Mehr reden, weniger handeln. Dies ist auch der Trend, den die Statistiken der Dating-Websites zeigen. Obwohl Tinder keine spezifischen Zahlen für die Schweiz vorliegen, haben die täglichen Gespräche seit Anfang März weltweit um 25% zugenommen. Am Sonntag, dem 29. März, als viele Länder unter Quarantäne standen, stellte die Website sogar einen neuen Rekord auf: Mehr als drei Milliarden Profile wurden an einem Tag angesehen.
Parship macht ähnliche Beobachtungen, obwohl die Dating-Site nicht über konkrete Zahlen verfügt. «Wir sehen einen positiven Trend auf der Plattform und in der Kommunikationsaktivität ihrer Mitglieder. Dies ist messbar, seit die erweiterten Kontaktbeschränkungen in der Schweiz in Kraft getreten sind», sagt die Sprecherin der Internetseite, Stella Zeco.
Eigentlich besteht die Hauptaufgabe solcher Plattformen darin, Amor zu spielen, um Seelenverwandte im wirklichen Leben zu vereinen.

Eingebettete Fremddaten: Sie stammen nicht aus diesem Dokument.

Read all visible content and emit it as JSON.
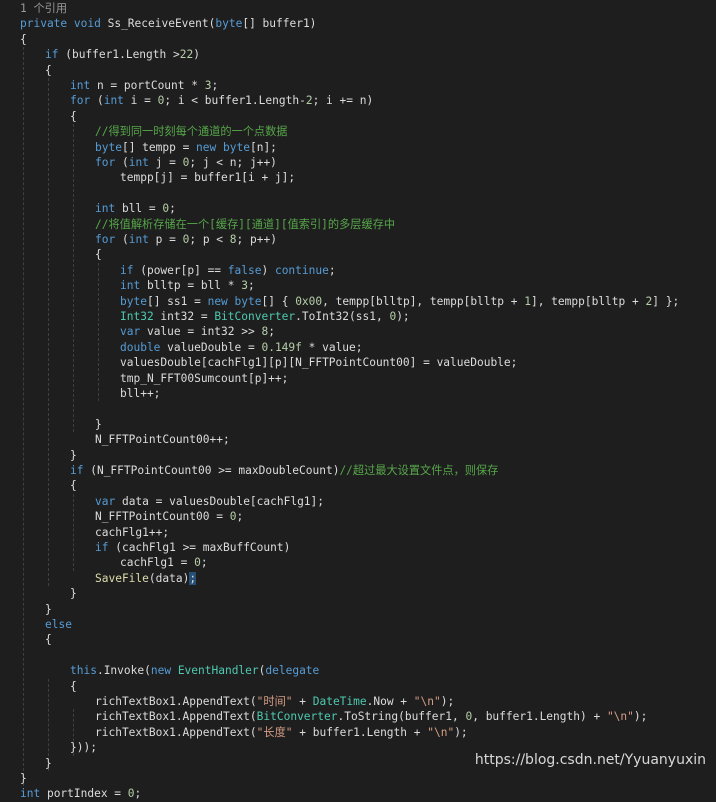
{
  "editor": {
    "lines": [
      {
        "indent": 0,
        "tokens": [
          {
            "t": "1 个引用",
            "c": "ref"
          }
        ]
      },
      {
        "indent": 0,
        "tokens": [
          {
            "t": "private",
            "c": "k"
          },
          {
            "t": " "
          },
          {
            "t": "void",
            "c": "k"
          },
          {
            "t": " Ss_ReceiveEvent("
          },
          {
            "t": "byte",
            "c": "k"
          },
          {
            "t": "[] buffer1)"
          }
        ]
      },
      {
        "indent": 0,
        "tokens": [
          {
            "t": "{"
          }
        ]
      },
      {
        "indent": 1,
        "tokens": [
          {
            "t": "if",
            "c": "k"
          },
          {
            "t": " (buffer1.Length >"
          },
          {
            "t": "22",
            "c": "n"
          },
          {
            "t": ")"
          }
        ]
      },
      {
        "indent": 1,
        "tokens": [
          {
            "t": "{"
          }
        ]
      },
      {
        "indent": 2,
        "tokens": [
          {
            "t": "int",
            "c": "k"
          },
          {
            "t": " n = portCount * "
          },
          {
            "t": "3",
            "c": "n"
          },
          {
            "t": ";"
          }
        ]
      },
      {
        "indent": 2,
        "tokens": [
          {
            "t": "for",
            "c": "k"
          },
          {
            "t": " ("
          },
          {
            "t": "int",
            "c": "k"
          },
          {
            "t": " i = "
          },
          {
            "t": "0",
            "c": "n"
          },
          {
            "t": "; i < buffer1.Length-"
          },
          {
            "t": "2",
            "c": "n"
          },
          {
            "t": "; i += n)"
          }
        ]
      },
      {
        "indent": 2,
        "tokens": [
          {
            "t": "{"
          }
        ]
      },
      {
        "indent": 3,
        "tokens": [
          {
            "t": "//得到同一时刻每个通道的一个点数据",
            "c": "c"
          }
        ]
      },
      {
        "indent": 3,
        "tokens": [
          {
            "t": "byte",
            "c": "k"
          },
          {
            "t": "[] tempp = "
          },
          {
            "t": "new",
            "c": "k"
          },
          {
            "t": " "
          },
          {
            "t": "byte",
            "c": "k"
          },
          {
            "t": "[n];"
          }
        ]
      },
      {
        "indent": 3,
        "tokens": [
          {
            "t": "for",
            "c": "k"
          },
          {
            "t": " ("
          },
          {
            "t": "int",
            "c": "k"
          },
          {
            "t": " j = "
          },
          {
            "t": "0",
            "c": "n"
          },
          {
            "t": "; j < n; j++)"
          }
        ]
      },
      {
        "indent": 4,
        "tokens": [
          {
            "t": "tempp[j] = buffer1[i + j];"
          }
        ]
      },
      {
        "indent": 0,
        "tokens": []
      },
      {
        "indent": 3,
        "tokens": [
          {
            "t": "int",
            "c": "k"
          },
          {
            "t": " bll = "
          },
          {
            "t": "0",
            "c": "n"
          },
          {
            "t": ";"
          }
        ]
      },
      {
        "indent": 3,
        "tokens": [
          {
            "t": "//将值解析存储在一个[缓存][通道][值索引]的多层缓存中",
            "c": "c"
          }
        ]
      },
      {
        "indent": 3,
        "tokens": [
          {
            "t": "for",
            "c": "k"
          },
          {
            "t": " ("
          },
          {
            "t": "int",
            "c": "k"
          },
          {
            "t": " p = "
          },
          {
            "t": "0",
            "c": "n"
          },
          {
            "t": "; p < "
          },
          {
            "t": "8",
            "c": "n"
          },
          {
            "t": "; p++)"
          }
        ]
      },
      {
        "indent": 3,
        "tokens": [
          {
            "t": "{"
          }
        ]
      },
      {
        "indent": 4,
        "tokens": [
          {
            "t": "if",
            "c": "k"
          },
          {
            "t": " (power[p] == "
          },
          {
            "t": "false",
            "c": "k"
          },
          {
            "t": ") "
          },
          {
            "t": "continue",
            "c": "k"
          },
          {
            "t": ";"
          }
        ]
      },
      {
        "indent": 4,
        "tokens": [
          {
            "t": "int",
            "c": "k"
          },
          {
            "t": " blltp = bll * "
          },
          {
            "t": "3",
            "c": "n"
          },
          {
            "t": ";"
          }
        ]
      },
      {
        "indent": 4,
        "tokens": [
          {
            "t": "byte",
            "c": "k"
          },
          {
            "t": "[] ss1 = "
          },
          {
            "t": "new",
            "c": "k"
          },
          {
            "t": " "
          },
          {
            "t": "byte",
            "c": "k"
          },
          {
            "t": "[] { "
          },
          {
            "t": "0x00",
            "c": "n"
          },
          {
            "t": ", tempp[blltp], tempp[blltp + "
          },
          {
            "t": "1",
            "c": "n"
          },
          {
            "t": "], tempp[blltp + "
          },
          {
            "t": "2",
            "c": "n"
          },
          {
            "t": "] };"
          }
        ]
      },
      {
        "indent": 4,
        "tokens": [
          {
            "t": "Int32",
            "c": "t"
          },
          {
            "t": " int32 = "
          },
          {
            "t": "BitConverter",
            "c": "t"
          },
          {
            "t": ".ToInt32(ss1, "
          },
          {
            "t": "0",
            "c": "n"
          },
          {
            "t": ");"
          }
        ]
      },
      {
        "indent": 4,
        "tokens": [
          {
            "t": "var",
            "c": "k"
          },
          {
            "t": " value = int32 >> "
          },
          {
            "t": "8",
            "c": "n"
          },
          {
            "t": ";"
          }
        ]
      },
      {
        "indent": 4,
        "tokens": [
          {
            "t": "double",
            "c": "k"
          },
          {
            "t": " valueDouble = "
          },
          {
            "t": "0.149f",
            "c": "n"
          },
          {
            "t": " * value;"
          }
        ]
      },
      {
        "indent": 4,
        "tokens": [
          {
            "t": "valuesDouble[cachFlg1][p][N_FFTPointCount00] = valueDouble;"
          }
        ]
      },
      {
        "indent": 4,
        "tokens": [
          {
            "t": "tmp_N_FFT00Sumcount[p]++;"
          }
        ]
      },
      {
        "indent": 4,
        "tokens": [
          {
            "t": "bll++;"
          }
        ]
      },
      {
        "indent": 0,
        "tokens": []
      },
      {
        "indent": 3,
        "tokens": [
          {
            "t": "}"
          }
        ]
      },
      {
        "indent": 3,
        "tokens": [
          {
            "t": "N_FFTPointCount00++;"
          }
        ]
      },
      {
        "indent": 2,
        "tokens": [
          {
            "t": "}"
          }
        ]
      },
      {
        "indent": 2,
        "tokens": [
          {
            "t": "if",
            "c": "k"
          },
          {
            "t": " (N_FFTPointCount00 >= maxDoubleCount)"
          },
          {
            "t": "//超过最大设置文件点，则保存",
            "c": "c"
          }
        ]
      },
      {
        "indent": 2,
        "tokens": [
          {
            "t": "{"
          }
        ]
      },
      {
        "indent": 3,
        "tokens": [
          {
            "t": "var",
            "c": "k"
          },
          {
            "t": " data = valuesDouble[cachFlg1];"
          }
        ]
      },
      {
        "indent": 3,
        "tokens": [
          {
            "t": "N_FFTPointCount00 = "
          },
          {
            "t": "0",
            "c": "n"
          },
          {
            "t": ";"
          }
        ]
      },
      {
        "indent": 3,
        "tokens": [
          {
            "t": "cachFlg1++;"
          }
        ]
      },
      {
        "indent": 3,
        "tokens": [
          {
            "t": "if",
            "c": "k"
          },
          {
            "t": " (cachFlg1 >= maxBuffCount)"
          }
        ]
      },
      {
        "indent": 4,
        "tokens": [
          {
            "t": "cachFlg1 = "
          },
          {
            "t": "0",
            "c": "n"
          },
          {
            "t": ";"
          }
        ]
      },
      {
        "indent": 3,
        "tokens": [
          {
            "t": "SaveFile",
            "c": "m"
          },
          {
            "t": "(data)"
          },
          {
            "t": ";",
            "c": "sel"
          }
        ]
      },
      {
        "indent": 2,
        "tokens": [
          {
            "t": "}"
          }
        ]
      },
      {
        "indent": 1,
        "tokens": [
          {
            "t": "}"
          }
        ]
      },
      {
        "indent": 1,
        "tokens": [
          {
            "t": "else",
            "c": "k"
          }
        ]
      },
      {
        "indent": 1,
        "tokens": [
          {
            "t": "{"
          }
        ]
      },
      {
        "indent": 0,
        "tokens": []
      },
      {
        "indent": 2,
        "tokens": [
          {
            "t": "this",
            "c": "k"
          },
          {
            "t": ".Invoke("
          },
          {
            "t": "new",
            "c": "k"
          },
          {
            "t": " "
          },
          {
            "t": "EventHandler",
            "c": "t"
          },
          {
            "t": "("
          },
          {
            "t": "delegate",
            "c": "k"
          }
        ]
      },
      {
        "indent": 2,
        "tokens": [
          {
            "t": "{"
          }
        ]
      },
      {
        "indent": 3,
        "tokens": [
          {
            "t": "richTextBox1.AppendText("
          },
          {
            "t": "\"时间\"",
            "c": "s"
          },
          {
            "t": " + "
          },
          {
            "t": "DateTime",
            "c": "t"
          },
          {
            "t": ".Now + "
          },
          {
            "t": "\"\\n\"",
            "c": "s"
          },
          {
            "t": ");"
          }
        ]
      },
      {
        "indent": 3,
        "tokens": [
          {
            "t": "richTextBox1.AppendText("
          },
          {
            "t": "BitConverter",
            "c": "t"
          },
          {
            "t": ".ToString(buffer1, "
          },
          {
            "t": "0",
            "c": "n"
          },
          {
            "t": ", buffer1.Length) + "
          },
          {
            "t": "\"\\n\"",
            "c": "s"
          },
          {
            "t": ");"
          }
        ]
      },
      {
        "indent": 3,
        "tokens": [
          {
            "t": "richTextBox1.AppendText("
          },
          {
            "t": "\"长度\"",
            "c": "s"
          },
          {
            "t": " + buffer1.Length + "
          },
          {
            "t": "\"\\n\"",
            "c": "s"
          },
          {
            "t": ");"
          }
        ]
      },
      {
        "indent": 2,
        "tokens": [
          {
            "t": "}));"
          }
        ]
      },
      {
        "indent": 1,
        "tokens": [
          {
            "t": "}"
          }
        ]
      },
      {
        "indent": 0,
        "tokens": [
          {
            "t": "}"
          }
        ]
      },
      {
        "indent": 0,
        "tokens": [
          {
            "t": "int",
            "c": "k"
          },
          {
            "t": " portIndex = "
          },
          {
            "t": "0",
            "c": "n"
          },
          {
            "t": ";"
          }
        ]
      }
    ]
  },
  "watermark": "https://blog.csdn.net/Yyuanyuxin"
}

In Zeiten von Covid-19 rufen sie nun einsame Herzen dazu auf, ihre physischen Begegnungen auf später zu verschieben und ermutigen sie gleichzeitig, sich mehr online auszutauschen.
Die Internetnutzer scheinen sich an die Situation anzupassen. Happn nutzte die Quarantäne, um die Gewohnheiten seiner Benutzerinnen und Benutzer genauer anzuschauen. Resultat: 54% planen ihr erstes Online-Meeting, zum Beispiel über Facetime.
Zwar macht das Coronavirus Begegnungen schwierig, wenn nicht gar unmöglich. Die Sehnsucht aber hat es nicht ausgelöscht.